Dá-se que Filipa me descobre espigões nas unhas, ou melhor, naquela linha de fronteira que separa a unha do dedo, e arranca-mos impiedosamente até - literalmente - sangrar. Pergunto, já antevendo a dor excruciante e consequente consequência, se tenho assim tantos, ai que sim, que é tudo para arrancar, enquanto me convence a pintar as unhas de cores sempre antes impensáveis, num pantone que vai do rosa-cerise-a-fazer-pandan-com-os-calções-do-ginásio ao laranja-detergente, ao qual também já ouvi chamar laranja-utilitário. A última vez que dei as mãos a Filipa, sangrei de, pelo menos, seis fontes, e saí de lá com talvez nove feridas (donde se conclui facilmente que, matematicamente falando, nem todas deitaram sangue). Ainda por cima, ela é sensível à imagem do sangramento, começa a desmaiar cada vez que vê uma gota do fluido a brotar. Que faria se não fosse.
Eu sou uma pessoa com sentimentos, e fiquei magoada.
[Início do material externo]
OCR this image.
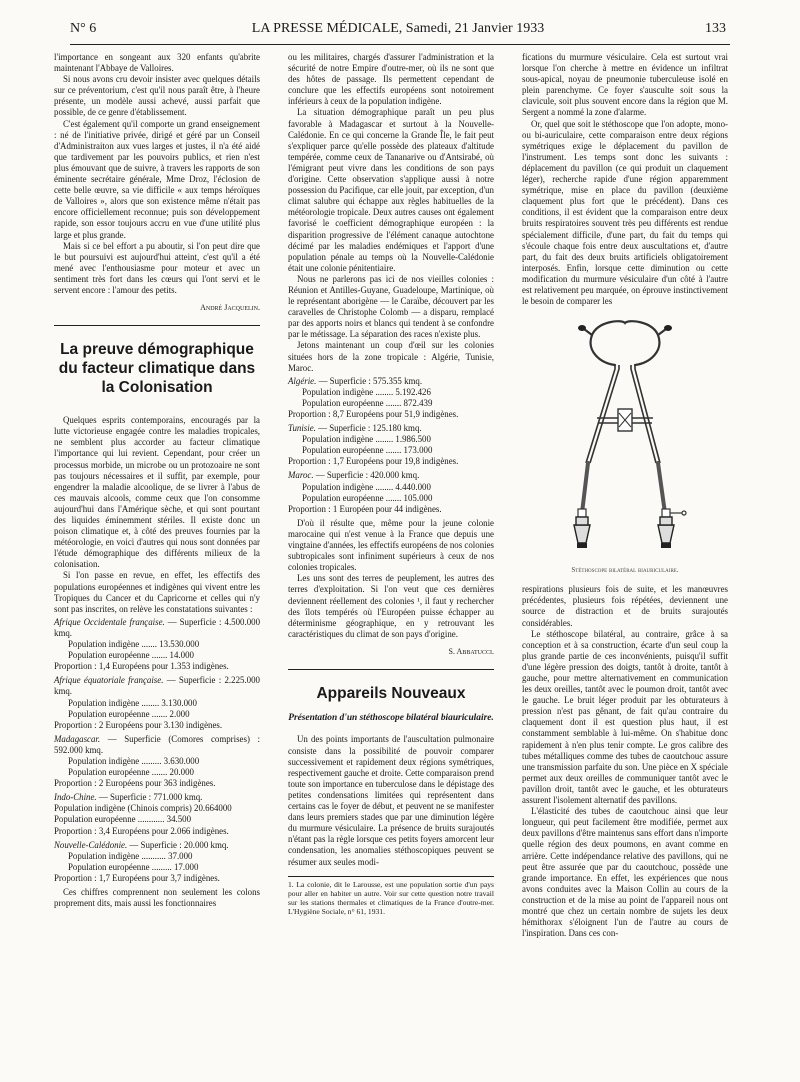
N° 6	LA PRESSE MÉDICALE, Samedi, 21 Janvier 1933	133

l'importance en songeant aux 320 enfants qu'abrite maintenant l'Abbaye de Valloires.

Si nous avons cru devoir insister avec quelques détails sur ce préventorium, c'est qu'il nous paraît être, à l'heure présente, un modèle aussi achevé, aussi parfait que possible, de ce genre d'établissement.

C'est également qu'il comporte un grand enseignement : né de l'initiative privée, dirigé et géré par un Conseil d'Administraiton aux vues larges et justes, il n'a été aidé que tardivement par les pouvoirs publics, et rien n'est plus émouvant que de suivre, à travers les rapports de son éminente secrétaire générale, Mme Droz, l'éclosion de cette belle œuvre, sa vie difficile « aux temps héroïques de Valloires », alors que son existence même n'était pas encore officiellement reconnue; puis son développement rapide, son essor toujours accru en vue d'une utilité plus large et plus grande.

Mais si ce bel effort a pu aboutir, si l'on peut dire que le but poursuivi est aujourd'hui atteint, c'est qu'il a été mené avec l'enthousiasme pour moteur et avec un sentiment très fort dans les cœurs qui l'ont servi et le servent encore : l'amour des petits.

André Jacquelin.
La preuve démographique du facteur climatique dans la Colonisation

Quelques esprits contemporains, encouragés par la lutte victorieuse engagée contre les maladies tropicales, ne semblent plus accorder au facteur climatique l'importance qui lui revient. Cependant, pour créer un processus morbide, un microbe ou un protozoaire ne sont pas toujours nécessaires et il suffit, par exemple, pour engendrer la maladie alcoolique, de se livrer à l'abus de ces mauvais alcools, comme ceux que l'on consomme aujourd'hui dans l'Amérique sèche, et qui sont pourtant des liquides éminemment stériles. Il existe donc un poison climatique et, à côté des preuves fournies par la météorologie, en voici d'autres qui nous sont données par l'étude démographique des différents milieux de la colonisation.

Si l'on passe en revue, en effet, les effectifs des populations européennes et indigènes qui vivent entre les Tropiques du Cancer et du Capricorne et celles qui n'y sont pas inscrites, on relève les constatations suivantes :

Afrique Occidentale française. — Superficie : 4.500.000 kmq.
Population indigène ....... 13.530.000
Population européenne ....... 14.000
Proportion : 1,4 Européens pour 1.353 indigènes.
Afrique équatoriale française. — Superficie : 2.225.000 kmq.
Population indigène ........ 3.130.000
Population européenne ....... 2.000
Proportion : 2 Européens pour 3.130 indigènes.
Madagascar. — Superficie (Comores comprises) : 592.000 kmq.
Population indigène ......... 3.630.000
Population européenne ....... 20.000
Proportion : 2 Européens pour 363 indigènes.
Indo-Chine. — Superficie : 771.000 kmq.
Population indigène (Chinois compris) 20.664000
Population européenne ............ 34.500
Proportion : 3,4 Européens pour 2.066 indigènes.
Nouvelle-Calédonie. — Superficie : 20.000 kmq.
Population indigène ........... 37.000
Population européenne ......... 17.000
Proportion : 1,7 Européens pour 3,7 indigènes.

Ces chiffres comprennent non seulement les colons proprement dits, mais aussi les fonctionnaires

ou les militaires, chargés d'assurer l'administration et la sécurité de notre Empire d'outre-mer, où ils ne sont que des hôtes de passage. Ils permettent cependant de conclure que les effectifs européens sont notoirement inférieurs à ceux de la population indigène.

La situation démographique paraît un peu plus favorable à Madagascar et surtout à la Nouvelle-Calédonie. En ce qui concerne la Grande Île, le fait peut s'expliquer parce qu'elle possède des plateaux d'altitude tempérée, comme ceux de Tananarive ou d'Antsirabé, où l'émigrant peut vivre dans les conditions de son pays d'origine. Cette observation s'applique aussi à notre possession du Pacifique, car elle jouit, par exception, d'un climat salubre qui échappe aux règles habituelles de la météorologie tropicale. Deux autres causes ont également favorisé le coefficient démographique européen : la disparition progressive de l'élément canaque autochtone décimé par les maladies endémiques et l'apport d'une population pénale au temps où la Nouvelle-Calédonie était une colonie pénitentiaire.

Nous ne parlerons pas ici de nos vieilles colonies : Réunion et Antilles-Guyane, Guadeloupe, Martinique, où le représentant aborigène — le Caraïbe, découvert par les caravelles de Christophe Colomb — a disparu, remplacé par des apports noirs et blancs qui tendent à se confondre par le métissage. La séparation des races n'existe plus.

Jetons maintenant un coup d'œil sur les colonies situées hors de la zone tropicale : Algérie, Tunisie, Maroc.

Algérie. — Superficie : 575.355 kmq.
Population indigène ........ 5.192.426
Population européenne ....... 872.439
Proportion : 8,7 Européens pour 51,9 indigènes.
Tunisie. — Superficie : 125.180 kmq.
Population indigène ........ 1.986.500
Population européenne ....... 173.000
Proportion : 1,7 Européens pour 19,8 indigènes.
Maroc. — Superficie : 420.000 kmq.
Population indigène ........ 4.440.000
Population européenne ....... 105.000
Proportion : 1 Européen pour 44 indigènes.

D'où il résulte que, même pour la jeune colonie marocaine qui n'est venue à la France que depuis une vingtaine d'années, les effectifs européens de nos colonies subtropicales sont infiniment supérieurs à ceux de nos colonies tropicales.

Les uns sont des terres de peuplement, les autres des terres d'exploitation. Si l'on veut que ces dernières deviennent réellement des colonies ¹, il faut y rechercher des îlots tempérés où l'Européen puisse échapper au déterminisme géographique, en y retrouvant les caractéristiques du climat de son pays d'origine.

S. Abbatucci.
Appareils Nouveaux
Présentation d'un stéthoscope bilatéral biauriculaire.

Un des points importants de l'auscultation pulmonaire consiste dans la possibilité de pouvoir comparer successivement et rapidement deux régions symétriques, respectivement gauche et droite. Cette comparaison prend toute son importance en tuberculose dans le dépistage des petites condensations limitées qui représentent dans certains cas le foyer de début, et peuvent ne se manifester dans leurs premiers stades que par une diminution légère du murmure vésiculaire. La présence de bruits surajoutés n'étant pas la règle lorsque ces petits foyers amorcent leur condensation, les anomalies stéthoscopiques peuvent se résumer aux seules modi-

1. La colonie, dit le Larousse, est une population sortie d'un pays pour aller en habiter un autre. Voir sur cette question notre travail sur les stations thermales et climatiques de la France d'outre-mer. L'Hygiène Sociale, n° 61, 1931.

fications du murmure vésiculaire. Cela est surtout vrai lorsque l'on cherche à mettre en évidence un infiltrat sous-apical, noyau de pneumonie tuberculeuse isolé en plein parenchyme. Ce foyer s'ausculte soit sous la clavicule, soit plus souvent encore dans la région que M. Sergent a nommé la zone d'alarme.

Or, quel que soit le stéthoscope que l'on adopte, mono- ou bi-auriculaire, cette comparaison entre deux régions symétriques exige le déplacement du pavillon de l'instrument. Les temps sont donc les suivants : déplacement du pavillon (ce qui produit un claquement léger), recherche rapide d'une région apparemment symétrique, mise en place du pavillon (deuxième claquement plus fort que le précédent). Dans ces conditions, il est évident que la comparaison entre deux bruits respiratoires souvent très peu différents est rendue spécialement difficile, d'une part, du fait du temps qui s'écoule chaque fois entre deux auscultations et, d'autre part, du fait des deux bruits artificiels obligatoirement interposés. Enfin, lorsque cette diminution ou cette modification du murmure vésiculaire d'un côté à l'autre est relativement peu marquée, on éprouve instinctivement le besoin de comparer les

Stéthoscope bilatéral biauriculaire.

respirations plusieurs fois de suite, et les manœuvres précédentes, plusieurs fois répétées, deviennent une source de distraction et de bruits surajoutés considérables.

Le stéthoscope bilatéral, au contraire, grâce à sa conception et à sa construction, écarte d'un seul coup la plus grande partie de ces inconvénients, puisqu'il suffit d'une légère pression des doigts, tantôt à droite, tantôt à gauche, pour mettre alternativement en communication les deux oreilles, tantôt avec le poumon droit, tantôt avec le gauche. Le bruit léger produit par les obturateurs à pression n'est pas gênant, de fait qu'au contraire du claquement dont il est question plus haut, il est constamment semblable à lui-même. On s'habitue donc rapidement à n'en plus tenir compte. Le gros calibre des tubes métalliques comme des tubes de caoutchouc assure une transmission parfaite du son. Une pièce en X spéciale permet aux deux oreilles de communiquer tantôt avec le pavillon droit, tantôt avec le gauche, et les obturateurs assurent l'isolement alternatif des pavillons.

L'élasticité des tubes de caoutchouc ainsi que leur longueur, qui peut facilement être modifiée, permet aux deux pavillons d'être maintenus sans effort dans n'importe quelle région des deux poumons, en avant comme en arrière. Cette indépendance relative des pavillons, qui ne peut être assurée que par du caoutchouc, possède une grande importance. En effet, les expériences que nous avons conduites avec la Maison Collin au cours de la construction et de la mise au point de l'appareil nous ont montré que chez un certain nombre de sujets les deux hémithorax s'éloignent l'un de l'autre au cours de l'inspiration. Dans ces con-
Assim como pus a massagista da drenagem a andar de carrinho fast-fast, mandei sms de despedimento a Filipa, explicando-lhe os motivos, acompanhado ao violino de fotografias, para que a coisa ficasse mais gráfica, oh, pá, e ela desmaiasse de uma vez, mas percebesse os meus porque sins e os meus porque nãos.
Minha querida, meu amor, não me deixe, por favor, eu gosto tanto de si!, assim começou o lacrimejante telefonema que foi a nossa reconciliação, porque vá, eu sou uma pessoa com sentimentos, não sei se já disse, e também porque nunca ninguém me disse, na mesma frase, tantas coisas bonitas e a puxar ao sentimentalóide, embora reconheça que grande parte da inspiração de semelhante cantilena adveio de razões economico-financeiras, que são as que acabam sendo, parecendo que não, as mais pungentes. No entanto, sei - porque me conheço de ginjeira -, que estou nesta situação como estão as pessoas traídas: dou-lhe mais esta chance, mas não dou mais nenhuma. É magoar-me uma única vez e terá pela frente as minhas costas, não havendo então quaisquer rogos, nem aos céus, nem à Terra, que lhe possam valer. Eu, implacável, a ir fazer as unhas a outra qualquer, que, convenhamos, são às mãos cheias num raio de quase nada, neste raio deste maravilhoso bairro que é o meu.

26/06/2019

Baila bachata

Em plenos treinos, aprendendo uma dança nova: la bachata. 
Então, não atinava com o passo do refrão. Toca no chão com o pé direito, um-dois-três enquanto vira, toca no chão com o pé esquerdo e repete. Toda eu era trocas no toca, acertando o passo no resto da música, chegada ao refrão - só a parte principal da dança, convenhamos - e troca e troca.
Até que. Ainda a música não soava no ar, e aquilo saiu-me assim, como se já soubesse o passo do refrão há que tempos. Estava na cabeça, não me chegava aos pés. Ontem foi o clic, da cabeça aos pés.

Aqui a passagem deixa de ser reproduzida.